Артур Шлезингер-младший в книге «Разъединение Америки» писал, что Соединенные Штаты представляют собой «эксперимент, осуществлявшийся сравнительно успешно, эксперимент по созданию общей идентичности у людей разных рас, религий, языков и культур. Этот эксперимент может быть продолжен, только если Америка сохранит веру в цель. Если республика откажется от цели, от вашингтоновского принципа «единого народа», – что ждет нас в будущем? Дезинтеграция национального общества, расовая изоляция, балканизация, трайбализация?»(70) Пожалуй, рассуждения о том, что могущественное мультиэтническое демократическое государство способно прийти к столь безрадостному концу, кажутся несколько преувеличенными, однако Америке достаточно посмотреть на север, чтобы обнаружить богатую мультиэтническую демократическую страну, стоящую перед угрозой распада. На последнем референдуме 1995 года франкоговорящий Квебек оказался буквально на волосок от отделения от Канады: за выход из состава Канады проголосовало 49,4% жителей Квебека.

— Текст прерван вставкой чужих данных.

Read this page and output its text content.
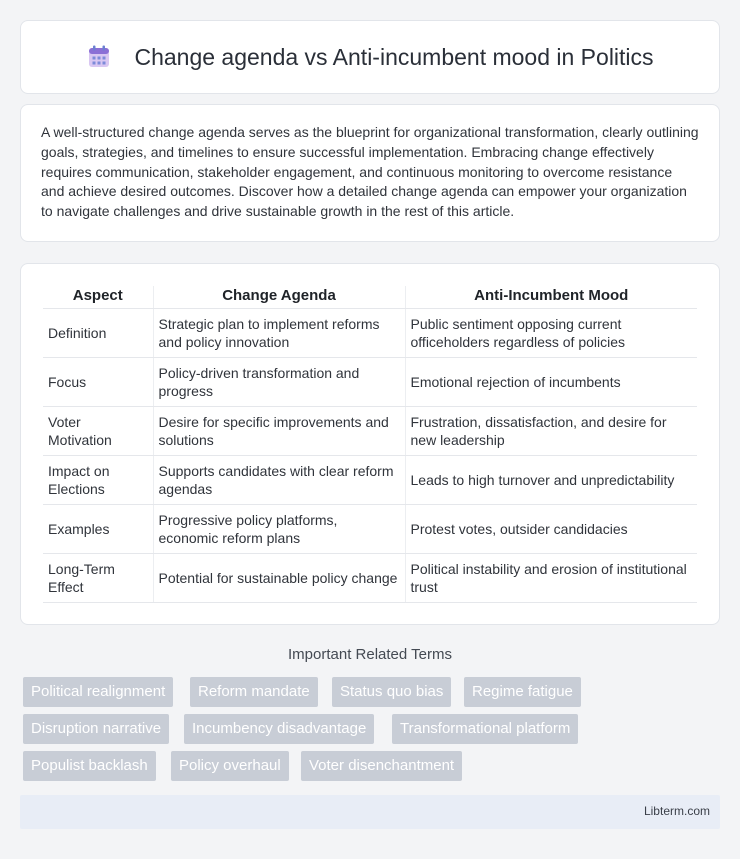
Change agenda vs Anti-incumbent mood in Politics

A well-structured change agenda serves as the blueprint for organizational transformation, clearly outlining goals, strategies, and timelines to ensure successful implementation. Embracing change effectively requires communication, stakeholder engagement, and continuous monitoring to overcome resistance and achieve desired outcomes. Discover how a detailed change agenda can empower your organization to navigate challenges and drive sustainable growth in the rest of this article.

Aspect	Change Agenda	Anti-Incumbent Mood
Definition	Strategic plan to implement reforms and policy innovation	Public sentiment opposing current officeholders regardless of policies
Focus	Policy-driven transformation and progress	Emotional rejection of incumbents
Voter Motivation	Desire for specific improvements and solutions	Frustration, dissatisfaction, and desire for new leadership
Impact on Elections	Supports candidates with clear reform agendas	Leads to high turnover and unpredictability
Examples	Progressive policy platforms, economic reform plans	Protest votes, outsider candidacies
Long-Term Effect	Potential for sustainable policy change	Political instability and erosion of institutional trust
Important Related Terms
Political realignment	Reform mandate	Status quo bias	Regime fatigue
Disruption narrative	Incumbency disadvantage	Transformational platform
Populist backlash	Policy overhaul	Voter disenchantment
Libterm.com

Многие аналитики предполагают, что события сентября 2001 года помогут «развернуть» опасные политические и социальные тенденции. Роберт Патнем заявил: «Мне кажется, что 11 сентября способно стать поворотным моментом для гражданской Америки. Это ужасная трагедия, однако она может принести пользу нашей стране, если заставит нас сплотиться… и больше доверять своему правительству». После террористических атак Америка и в самом деле сплотилась, возросли и гражданский дух, и доверие к правительству. Американцев любого происхождения объединили общая боль и общий гнев. Это проявление национального единства было столь же выразительным, сколь и искренним. Но затруднительно интерпретировать его иначе, чем сиюминутную реакцию на экстраординарные обстоятельства. Патнем признает: «Все может исчезнуть в мгновение ока»(71). Война с терроризмом не пригодна для обращения социальных трендов, обусловленных переменами в текущем способе производства и влиянии последнего на политическую жизнь.
Дело не в том, что цифровая эра неминуемо приведет к политической фрагментации Америки. Соединенные Штаты – чрезвычайно упругое и устойчивое государство(72). Эта упругость поможет Америке справиться с грядущими переменами, которые знаменуют собой цифровую эру.
Дело в том, что Америку ожидают новые вызовы и испытания. Эти вызовы обладают потенциалом по уничтожению республиканской демократии и национального государства. Вместо того чтобы мостить дорогу счастливому будущему процветания и стабильности, цифровая эра ведет нас к политическим и социальным трансформациям, не менее фундаментальным, чем те, которыми сопровождалось наступление индустриальной эры.
ПОДГОТОВКА К СМЕНЕ ЭПОХ
Догадаться о том, какие политические и социальные институты будут доминировать в цифровую эру, сейчас практически невозможно; с равным успехом мы могли бы прогнозировать течение индустриальной эры, находясь, пожалуй, в 1700 году. Тем не менее предположение о том, что закат американского господства совпадает с окончанием эры индустриального капитализма, ведет к нескольким прогностическим выводам.
Америка более не способна удерживать свое слабеющее господство и сохранять управление нестабильным международным сообществом без изменения внутренней политики. Создание новой большой стратегии и выработка новых принципов международного присутствия Америки требуют соответствующих политических институтов, поддержки населения и национальной идентичности, достаточно сильной, чтобы обеспечить самопожертвование и чувство общей цели.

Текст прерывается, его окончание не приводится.